Curious About Everything

There’s a famous and often mocked quote by Donald Rumsfeld, a previous US Defence Secretary which talked about unknown unknowns. And yet I realise these days that the unknown unknowns are the frontier.

...there are known knowns; there are things we know we know. We also know there are known unknowns; that is to say we know there are some things we do not know. But there are also unknown unknowns- the ones we don’t know we don’t know.
— Donald Rumsfeld

Yesterday I spoke to Michael Henderson, a Corporate Anthropologist at an event on curiosity, hosted by Rackspace. He said, “When you look at the world, you often see what you expect to see.” And these things you see are based on the things that each of us has learnt and done in our lives. But to see the real world, you must take the filters off, you must unlearn and re-evaluate what is out there, because that is how you learn and grow.

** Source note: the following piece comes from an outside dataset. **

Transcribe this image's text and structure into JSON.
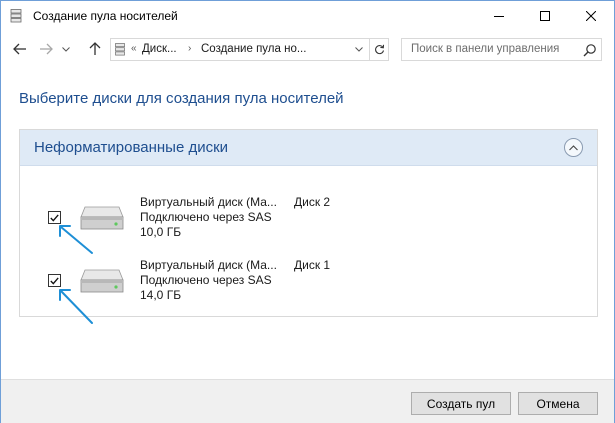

When you look at the world, you often see what you expect to see
— Michael Henderson

Here is our world, disrupted, competitive, complex, unpredictable… and how do we manage in such a world. How do we innovate, and find the answers to the wicked problems?

Is it by being cleverer, faster, better at exams, more edgy? Maybe those are a small part of the story, but I suspect that all of them fade away without a sense of curiosity and childlike wonder.

exploring in a canyon.jpeg

In some of my work on theology, the essence of being childlike (not childish) is about coming to the table with few preconceptions and limitations, but instead to go into a situation with openness and innocence, to find out what is happening and then go forwards. But it is more than that, because “going to the table” is a business cliché. What if there is no table? Or the answer is not at the table but behind a door that appears closed? This is curiosity. It is the ability to look at the world and notice it for all its wonder and then to ask the big questions. They may not seem very big, but they are. And from them we can move forwards. According to Michael, some people call that disrupting but that’s only disruption is only in our imagination, because the marketplace only evolves.

Albert Einstein said “I have no special talents. I am only passionately curious.” Here’s the guy who didn’t speak until he was 4 and failed his university exam, talking about how curiosity unleashes the capability to solve problems.

I have no special talents. I am only passionately curious.
— Albert Einstein

Remember that what you know is all you know. Don’t be afraid to be curious, even if it shows your knowledge is somewhat lesser than you thought. Curiosity is an act of courage. To embrace what might be unknown, to take a chance on risk and adventure.